Member of the Regional Command of the Syrian Regional Branch
- In office 21 June 2000 – 8 July 2013

Governor of Hama
- In office 1993–2000
- Preceded by: Asaad Mustafa
- Succeeded by: ?

Personal details
- Born: 1945
- Died: 11 March 2022 (aged 76–77) Damascus, Syria
- Party: Ba'ath Party

Military service
- Allegiance: Ba'athist Syria
- Rank: General

= Mohammed Saeed Bekheitan =

Syrian politician (1945–2022)

Mohammed Saeed Bekheitan (محمد سعيد بخيتان; 1945 – 11 March 2022) was a Syrian politician who was the Assistant Secretary of the Syrian Regional Command of the Ba'ath Party. He held the position from 2005 to 2013. He was a close associate of Syrian President Bashar al-Assad and his brother Maher al-Assad and was considered a senior decision-maker in the government.

==Biography==
Bukheitan was a Sunni Muslim of Bedouin origins in Deir ez-Zor, a Sunni dominated region near the border with Iraq. He built his career in the police, eventually attaining the rank of general in the criminal security branch of the Ministry of Interior. From 1993 to 2000 he served as Governor of Hama, a major Sunni region in Syria. Since June 2000, he has been on the Regional Command of the Syrian Ba'ath Party. He headed the important National Security Bureau from 2000 to 2005 and since then has been the Assistant Secretary of the Syrian Regional Command of the Baath Party, the second highest position in the political party after the Syrian president.

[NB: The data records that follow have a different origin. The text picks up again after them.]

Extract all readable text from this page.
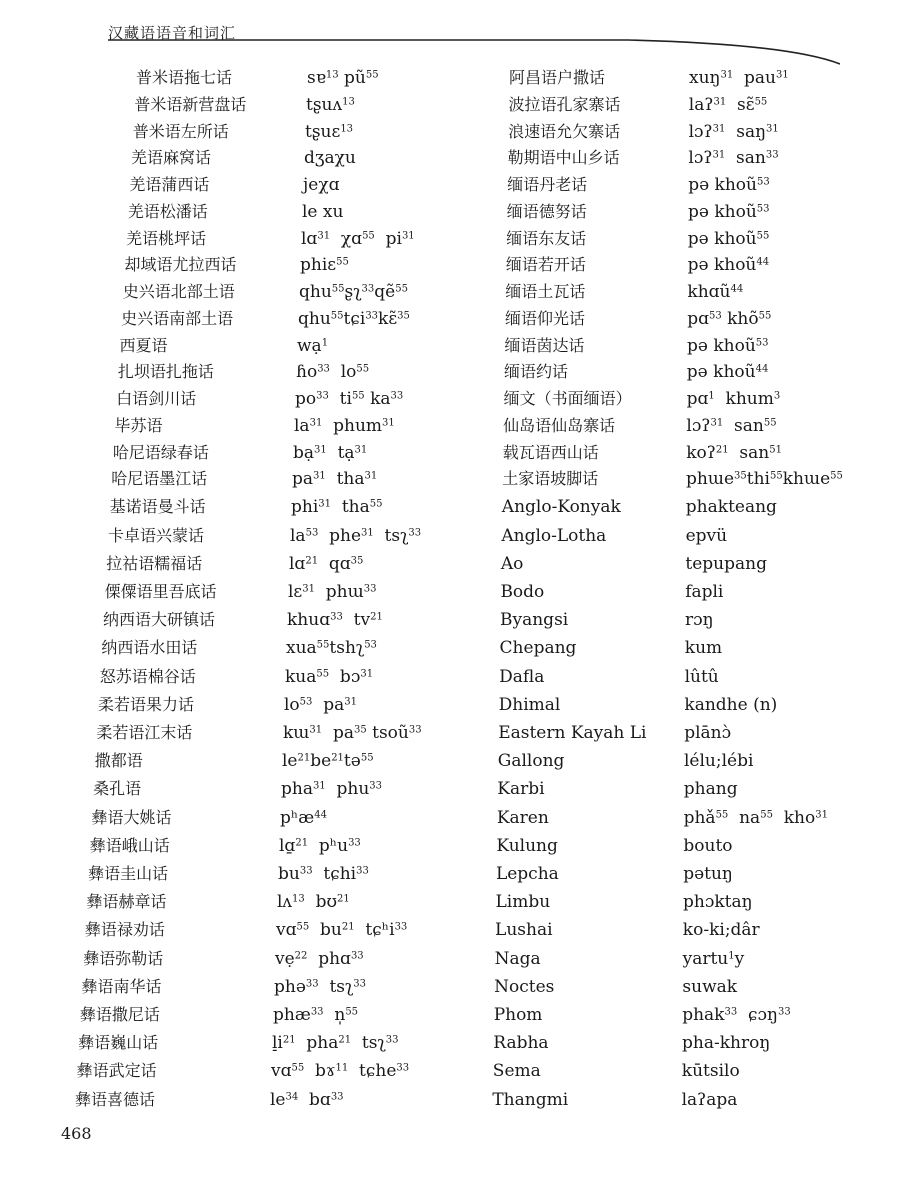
汉藏语语音和词汇
普米语拖七话
普米语新营盘话
普米语左所话
羌语麻窝话
羌语蒲西话
羌语松潘话
羌语桃坪话
却域语尤拉西话
史兴语北部土语
史兴语南部土语
西夏语
扎坝语扎拖话
白语剑川话
毕苏语
哈尼语绿春话
哈尼语墨江话
基诺语曼斗话
卡卓语兴蒙话
拉祜语糯福话
傈僳语里吾底话
纳西语大研镇话
纳西语水田话
怒苏语棉谷话
柔若语果力话
柔若语江末话
撒都语
桑孔语
彝语大姚话
彝语峨山话
彝语圭山话
彝语赫章话
彝语禄劝话
彝语弥勒话
彝语南华话
彝语撒尼话
彝语巍山话
彝语武定话
彝语喜德话
sɐ$^{13}$ $pũ^{55}$
tʂuʌ$^{13}$
tʂuɛ$^{13}$
dʒaχu
jeχɑ
le xu
lɑ$^{31}$  χɑ$^{55}$  $pi^{31}$
phiɛ$^{55}$
qhu$^{55}$ʂʅ$^{33}$qẽ$^{55}$
qhu$^{55}$tɕi$^{33}$kɛ̃$^{35}$
wạ$^1$
ɦo$^{33}$  $lo^{55}$
$po^{33}$  $ti^{55}$ $ka^{33}$
$la^{31}$  phum$^{31}$
bạ$^{31}$  tạ$^{31}$
$pa^{31}$  tha$^{31}$
phi$^{31}$  tha$^{55}$
$la^{53}$  phe$^{31}$  tsʅ$^{33}$
lɑ$^{21}$  qɑ$^{35}$
lɛ$^{31}$  phɯ$^{33}$
khuɑ$^{33}$  $tv^{21}$
xua$^{55}$tshʅ$^{53}$
kua$^{55}$  bɔ$^{31}$
$lo^{53}$  $pa^{31}$
kɯ$^{31}$  $pa^{35}$ tsoũ$^{33}$
$le^{21}be^{21}tə^{55}$
pha$^{31}$  phu$^{33}$
pʰæ$^{44}$
lɑ̱$^{21}$  pʰu$^{33}$
$bu^{33}$  tɕhi$^{33}$
lʌ$^{13}$  bʊ$^{21}$
vɑ$^{55}$  $bu^{21}$  tɕʰi$^{33}$
vẹ$^{22}$  phɑ$^{33}$
phə$^{33}$  tsʅ$^{33}$
phæ$^{33}$  n̩$^{55}$
$l̠i^{21}$  pha$^{21}$  tsʅ$^{33}$
vɑ$^{55}$  bɤ$^{11}$  tɕhe$^{33}$
$le^{34}$  bɑ$^{33}$
阿昌语户撒话
波拉语孔家寨话
浪速语允欠寨话
勒期语中山乡话
缅语丹老话
缅语德努话
缅语东友话
缅语若开话
缅语土瓦话
缅语仰光话
缅语茵达话
缅语约话
缅文（书面缅语）
仙岛语仙岛寨话
载瓦语西山话
土家语坡脚话
Anglo-Konyak
Anglo-Lotha
Ao
Bodo
Byangsi
Chepang
Dafla
Dhimal
Eastern Kayah Li
Gallong
Karbi
Karen
Kulung
Lepcha
Limbu
Lushai
Naga
Noctes
Phom
Rabha
Sema
Thangmi
xuŋ$^{31}$  pau$^{31}$
laʔ$^{31}$  sɛ̃$^{55}$
lɔʔ$^{31}$  saŋ$^{31}$
lɔʔ$^{31}$  san$^{33}$
pə khoũ$^{53}$
pə khoũ$^{53}$
pə khoũ$^{55}$
pə khoũ$^{44}$
khɑũ$^{44}$
pɑ$^{53}$ khõ$^{55}$
pə khoũ$^{53}$
pə khoũ$^{44}$
pɑ$^1$  khum$^3$
lɔʔ$^{31}$  san$^{55}$
koʔ$^{21}$  san$^{51}$
phɯe$^{35}$thi$^{55}$khɯe$^{55}$
phakteang
epvü
tepupang
fapli
rɔŋ
kum
lûtû
kandhe (n)
plānɔ̀
lélu;lébi
phang
phǎ$^{55}$  $na^{55}$  kho$^{31}$
bouto
pətuŋ
phɔktaŋ
ko-ki;dâr
yartu$^1$y
suwak
phak$^{33}$  ɕɔŋ$^{33}$
pha-khroŋ
kūtsilo
laʔapa
468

Bekheitan was described by sources as an old guard Ba'athist who opposed reform efforts in Syria, even from inside the Ba'ath party. He was sanctioned by the European Union for "his senior decision making role in the repression of protesters participating in the Syrian Civil War". He died in Damascus on 11 March 2022.